Reengaging the disks prepares the system for enciphering the next plaintext letter (Figure 6).

=== How to decrypt ciphertext ===
Deciphering a Chaocipher-encrypted message is identical to the steps used for enciphering. The sole difference is that the decipherer locates the known ciphertext letter in the left (cipher) disk, reading off the plaintext letter from the right (plain) disk. Left/right disk permuting is identical in enciphering and deciphering.

== Points of interest ==

=== Henry E. Langen discussed Chaocipher with John F. Byrne ===
Henry E. Langen, editor of The American Cryptogram Association's newsletter The Cryptogram between 1952 and 1956, was quoted as saying "He did explain that the machine is made up somewhat like a typewriter with two revolving disks with the alphabets arranged along the periphery in a complete disorder [...] With only two disks used, I am a bit confused as to how this can result in such utter chaotification of the plaintext message."
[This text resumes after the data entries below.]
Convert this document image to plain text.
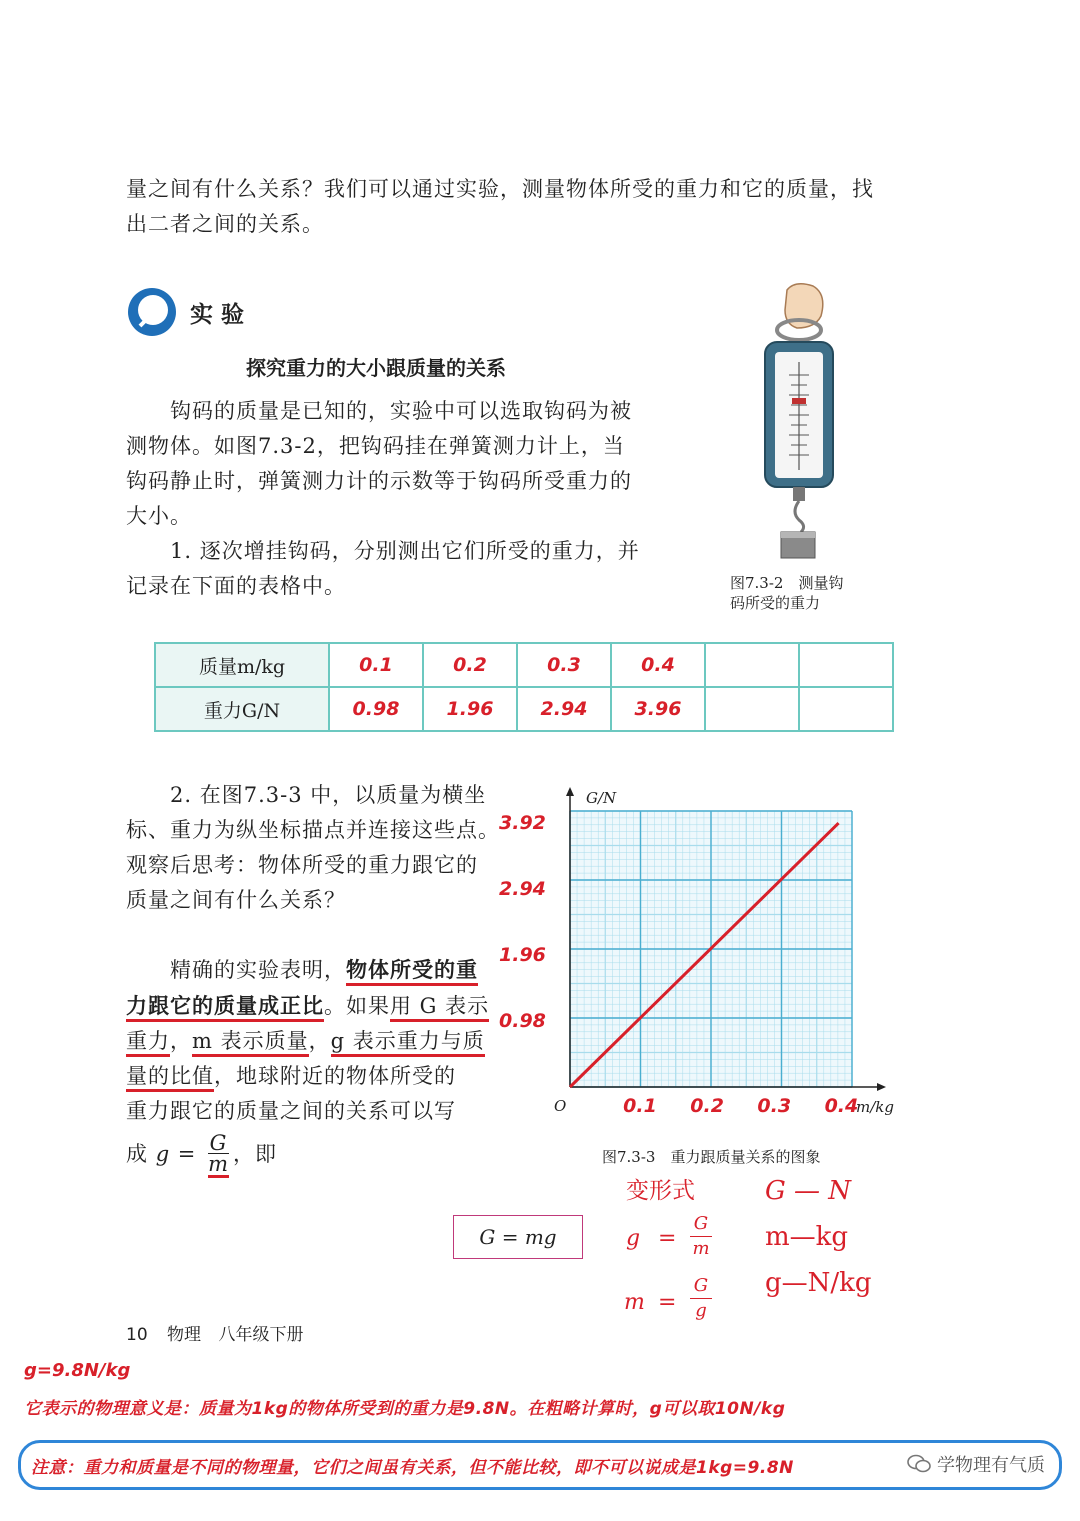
量之间有什么关系？我们可以通过实验，测量物体所受的重力和它的质量，找
出二者之间的关系。
实 验
探究重力的大小跟质量的关系
钩码的质量是已知的，实验中可以选取钩码为被
测物体。如图7.3-2，把钩码挂在弹簧测力计上，当
钩码静止时，弹簧测力计的示数等于钩码所受重力的
大小。
1. 逐次增挂钩码，分别测出它们所受的重力，并
记录在下面的表格中。	图7.3-2　测量钩
码所受的重力
质量m/kg	0.1	0.2	0.3	0.4		
重力G/N	0.98	1.96	2.94	3.96		
2. 在图7.3-3 中，以质量为横坐
标、重力为纵坐标描点并连接这些点。
观察后思考：物体所受的重力跟它的
质量之间有什么关系？
精确的实验表明，物体所受的重
力跟它的质量成正比。如果用 G 表示
重力，m 表示质量，g 表示重力与质
量的比值，地球附近的物体所受的
重力跟它的质量之间的关系可以写
成 $g = \frac{G}{m}$ ，即
G = mg
G/N
m/kg
O	0.1 0.2 0.3 0.4
0.98
1.96
2.94
3.92
图7.3-3　重力跟质量关系的图象
变形式	G — N
g =
G
m m—kg
m =
G
g
g—N/kg
10 物理 八年级下册
g=9.8N/kg
它表示的物理意义是：质量为1kg的物体所受到的重力是9.8N。在粗略计算时，g可以取10N/kg
注意：重力和质量是不同的物理量，它们之间虽有关系，但不能比较，即不可以说成是1kg=9.8N	学物理有气质
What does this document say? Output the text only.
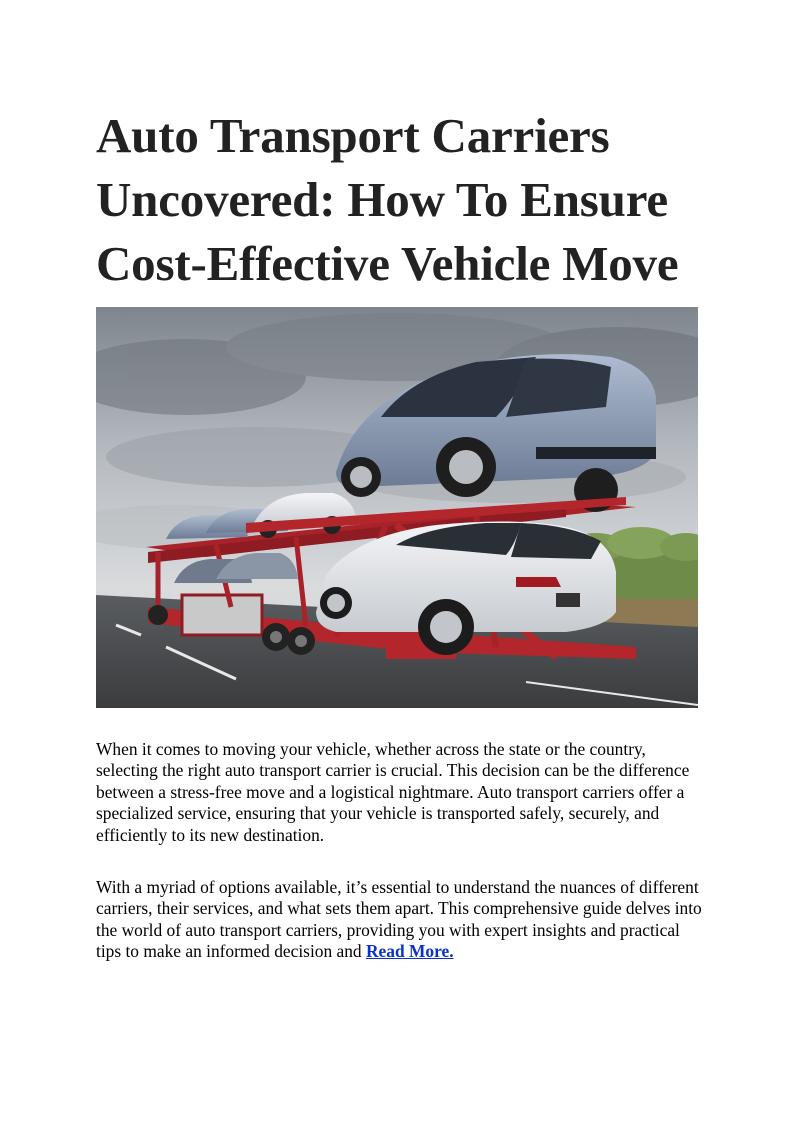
Auto Transport Carriers Uncovered: How To Ensure Cost-Effective Vehicle Move

When it comes to moving your vehicle, whether across the state or the country, selecting the right auto transport carrier is crucial. This decision can be the difference between a stress-free move and a logistical nightmare. Auto transport carriers offer a specialized service, ensuring that your vehicle is transported safely, securely, and efficiently to its new destination.

With a myriad of options available, it’s essential to understand the nuances of different carriers, their services, and what sets them apart. This comprehensive guide delves into the world of auto transport carriers, providing you with expert insights and practical tips to make an informed decision and Read More.
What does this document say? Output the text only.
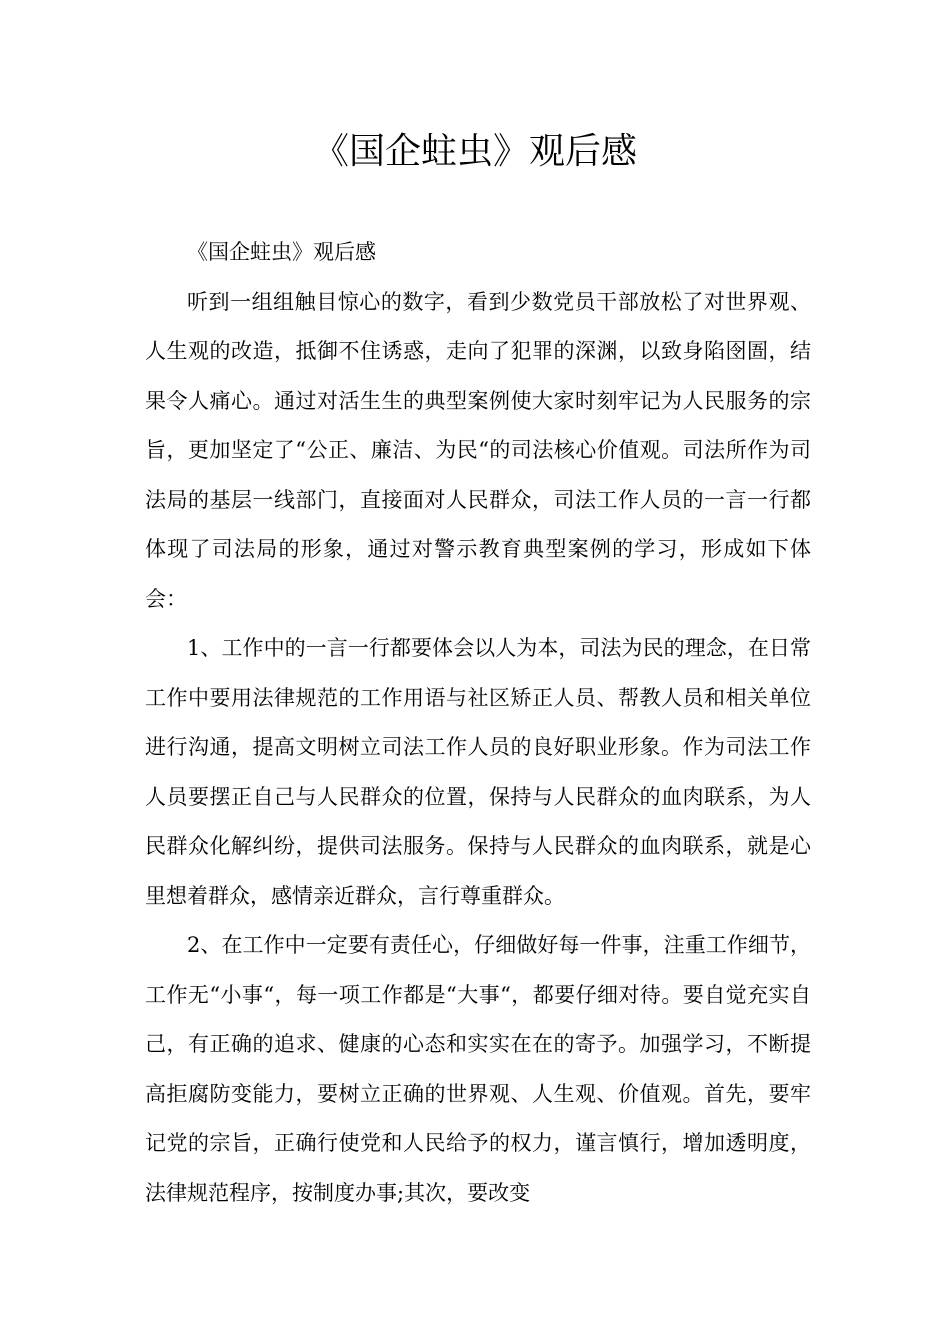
《国企蛀虫》观后感

《国企蛀虫》观后感

听到一组组触目惊心的数字，看到少数党员干部放松了对世界观、人生观的改造，抵御不住诱惑，走向了犯罪的深渊，以致身陷囹圄，结果令人痛心。通过对活生生的典型案例使大家时刻牢记为人民服务的宗旨，更加坚定了“公正、廉洁、为民“的司法核心价值观。司法所作为司法局的基层一线部门，直接面对人民群众，司法工作人员的一言一行都体现了司法局的形象，通过对警示教育典型案例的学习，形成如下体会：

1、工作中的一言一行都要体会以人为本，司法为民的理念，在日常工作中要用法律规范的工作用语与社区矫正人员、帮教人员和相关单位进行沟通，提高文明树立司法工作人员的良好职业形象。作为司法工作人员要摆正自己与人民群众的位置，保持与人民群众的血肉联系，为人民群众化解纠纷，提供司法服务。保持与人民群众的血肉联系，就是心里想着群众，感情亲近群众，言行尊重群众。

2、在工作中一定要有责任心，仔细做好每一件事，注重工作细节，工作无“小事“，每一项工作都是“大事“，都要仔细对待。要自觉充实自己，有正确的追求、健康的心态和实实在在的寄予。加强学习，不断提高拒腐防变能力，要树立正确的世界观、人生观、价值观。首先，要牢记党的宗旨，正确行使党和人民给予的权力，谨言慎行，增加透明度，法律规范程序，按制度办事;其次，要改变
=== Who knew how Chaocipher worked? ===
Although John F. Byrne presented Chaocipher challenge messages in his autobiographical "Silent Years", he never described how the system worked. Anyone tackling the challenge messages had to do so with no knowledge of the system.

Until 2010 at least three people knew how it worked: Byrne's son John, and two of the editors of Cryptologia to whom John confided the underlying method in 1990 (i.e., Lou Kruh and Cipher Deavours).

In August 2009, Moshe Rubin located Byrne's daughter-in-law Patricia Byrne (née Neway) who, in May 2010, donated her father-in-law's Chaocipher artifacts and papers to the National Cryptologic Museum.